Qi Lin, Wang Wei, Wu Tan, Zhu Lina, He Lingli, Wang Xin
Department of Biomedical Sciences, City University of Hong Kong, Shenzhen, China.
Key Laboratory of Biochip Technology, Biotech and Health Centre, Shenzhen Research Institute, City University of Hong Kong, Shenzhen, China.
Front Genet. 2021 Jul 22;12:607817. doi: 10.3389/fgene.2021.607817. eCollection 2021.
It is now clear that major malignancies are heterogeneous diseases associated with diverse molecular properties and clinical outcomes, posing a great challenge for more individualized therapy. In the last decade, cancer molecular subtyping studies were mostly based on transcriptomic profiles, ignoring heterogeneity at other (epi-)genetic levels of gene regulation. Integrating multiple types of (epi)genomic data generates a more comprehensive landscape of biological processes, providing an opportunity to better dissect cancer heterogeneity. Here, we propose sparse canonical correlation analysis for cancer classification (SCCA-CC), which projects each type of single-omics data onto a unified space for data fusion, followed by clustering and classification analysis. Without loss of generality, as case studies, we integrated two types of omics data, mRNA and miRNA profiles, for molecular classification of ovarian cancer ( = 462), and breast cancer ( = 451). The two types of omics data were projected onto a unified space using SCCA, followed by data fusion to identify cancer subtypes. The subtypes we identified recapitulated subtypes previously recognized by other groups (all - values < 0.001), but display more significant clinical associations. Especially in ovarian cancer, the four subtypes we identified were significantly associated with overall survival, while the taxonomy previously established by TCGA did not ( values: 0.039 vs. 0.12). The multi-omics classifiers we established can not only classify individual types of data but also demonstrated higher accuracies on the fused data. Compared with iCluster, SCCA-CC demonstrated its superiority by identifying subtypes of higher coherence, clinical relevance, and time efficiency. In conclusion, we developed an integrated bioinformatic framework SCCA-CC for cancer molecular subtyping. Using two case studies in breast and ovarian cancer, we demonstrated its effectiveness in identifying biologically meaningful and clinically relevant subtypes. SCCA-CC presented a unique advantage in its ability to classify both single-omics data and multi-omics data, which significantly extends the applicability to various data types, and making more efficient use of published omics resources.

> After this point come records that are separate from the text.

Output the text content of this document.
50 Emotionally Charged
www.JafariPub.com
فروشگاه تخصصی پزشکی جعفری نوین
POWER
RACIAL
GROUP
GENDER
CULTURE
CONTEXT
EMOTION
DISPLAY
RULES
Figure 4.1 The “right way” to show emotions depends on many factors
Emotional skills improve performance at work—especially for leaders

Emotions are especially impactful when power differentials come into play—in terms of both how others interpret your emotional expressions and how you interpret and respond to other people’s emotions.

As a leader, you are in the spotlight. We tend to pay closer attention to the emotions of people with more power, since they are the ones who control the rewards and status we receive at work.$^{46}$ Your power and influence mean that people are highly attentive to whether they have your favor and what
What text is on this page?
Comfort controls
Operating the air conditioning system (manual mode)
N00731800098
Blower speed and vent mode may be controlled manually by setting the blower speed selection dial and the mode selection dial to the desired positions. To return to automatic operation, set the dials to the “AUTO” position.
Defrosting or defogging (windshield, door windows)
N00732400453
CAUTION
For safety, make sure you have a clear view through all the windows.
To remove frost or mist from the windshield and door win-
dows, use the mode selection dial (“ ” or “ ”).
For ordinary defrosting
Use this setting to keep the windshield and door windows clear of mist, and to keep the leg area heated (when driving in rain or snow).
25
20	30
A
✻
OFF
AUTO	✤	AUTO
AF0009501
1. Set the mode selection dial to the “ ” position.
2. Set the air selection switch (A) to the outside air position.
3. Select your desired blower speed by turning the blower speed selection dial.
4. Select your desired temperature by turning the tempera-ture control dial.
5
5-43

现在很清楚,主要恶性肿瘤是具有多种分子特性和临床结局的异质性疾病,这对更个性化的治疗提出了巨大挑战。在过去十年中,癌症分子亚型研究主要基于转录组图谱,忽略了基因调控的其他(表观)遗传水平的异质性。整合多种类型的(表观)基因组数据可生成更全面的生物过程图景,为更好地剖析癌症异质性提供了机会。在此,我们提出用于癌症分类的稀疏典型相关分析(SCCA-CC),它将每种类型的单组学数据投影到统一空间进行数据融合,然后进行聚类和分类分析。不失一般性,作为案例研究,我们整合了两种组学数据,即mRNA和miRNA图谱,用于卵巢癌(n = 462)和乳腺癌(n = 451)的分子分类。使用SCCA将两种组学数据投影到统一空间,然后进行数据融合以识别癌症亚型。我们识别出的亚型概括了先前其他研究小组识别出的亚型(所有p值<0.001),但显示出更显著的临床关联。特别是在卵巢癌中,我们识别出的四种亚型与总生存期显著相关,而TCGA先前建立的分类法却没有(p值:0.039对0.12)。我们建立的多组学分类器不仅可以对单个类型的数据进行分类,而且在融合数据上表现出更高的准确性。与iCluster相比,SCCA-CC通过识别具有更高一致性、临床相关性和时间效率的亚型证明了其优越性。总之,我们开发了一种用于癌症分子亚型分析的综合生物信息学框架SCCA-CC。通过在乳腺癌和卵巢癌中的两个案例研究,我们证明了它在识别具有生物学意义和临床相关性的亚型方面的有效性。SCCA-CC在对单组学数据和多组学数据进行分类的能力方面具有独特优势,这显著扩展了其对各种数据类型的适用性,并更有效地利用已发表的组学资源。